TFP: What is your position at VFiles? I feel you are so all over within the company, you don’t have an official title.
RB: I don’t – everything is relative. I relate to the company because it speaks to me, and I can associate myself with it. The way you look makes you feel good about yourself, how you carry yourself, how you behave. Fashion is literally everything, because without actually knowing someone, you judge them on how they look. It’s like music, you also relate to an artist because of the way they dress, it brings an audience other than the sound. I’m also really involved in the downtown party scene. I have a lot of friends in music, like Justine Skye and A$AP Mob. No one knew them or me, but we grew up together and supported each other creatively. Street kids are really into high fashion, we like expensive things.
TFP: Speaking of, what is your take on ‘IT’ items, spending a lot on name brands?

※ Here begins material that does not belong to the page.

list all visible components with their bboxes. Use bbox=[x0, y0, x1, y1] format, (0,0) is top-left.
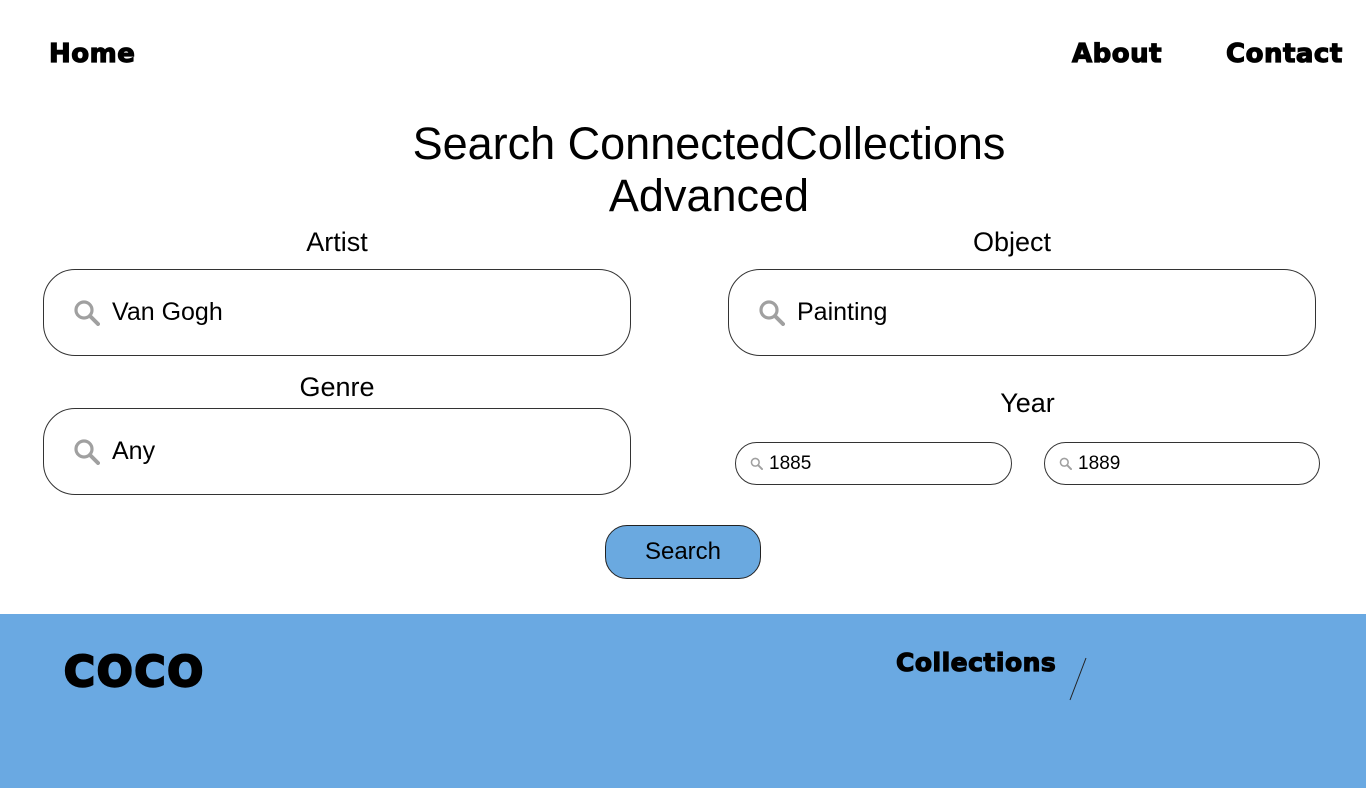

RB: I like what I like, whether it is designer or cheap. People carry Chanel and Céline purses for the status that they bring them, they literally are status symbols. Brands like Chanel, though, are creative with their classics – they do doll bags, vinyl, denim pieces, I am more into that. It doesn’t have to have a logo in order for me to like it. If a black t-shirt is 300$ and I like it, then it doesn’t matter. Maybe I like the length, maybe it’s the sleeves or the fabric. Another t-shirt might not make me feel good in the same way. What I wear sets the mood for my day. Like the other day, I showed up to work in my prom dress. I still think it’s dope, and that day, that’s who I wanted to be.
TFP: Tell me more about the NYC downtown party scene. How does one get recognized – what do you like best about it?
RB: The downtown party scene is the melting pot for fashion. Everyone is there. Every type of fashion. No party has one style. The New York party scene allows everyone to be themselves without being judged… Maybe your shoes will be judged, [lol], but not much else.
TFP: You are very active on social media, especially Instagram. What do you think of the blogger world replacing traditional journalism, and the whole “‘like’ generation”?
RB: Blogging and social media has given everyone a chance to be seen and heard.
Jacket MARYME-JIMMYPAUL; Reworked Kappa top MADE BY THC (Y2KWORLD); Pants LAFAILLE.
TFP: Three things you can’t live without?
RB: I can’t live without my phone, of course, I don’t think anyone can. I can’t live without rings. I need A LOT of rings all the time. I can’t live without a brow pencil [lol].
TFP: Last word. What would you have to say to someone who wants to break into fashion, music, or even art?
RB: My advice to anyone trying to break into the fashion industry is ALWAYS be you. You’d be surprised at how many people think like you creatively and support whatever it is you do. Sometimes it takes that one fearless person to make similar people comfortable. Be that fearless person.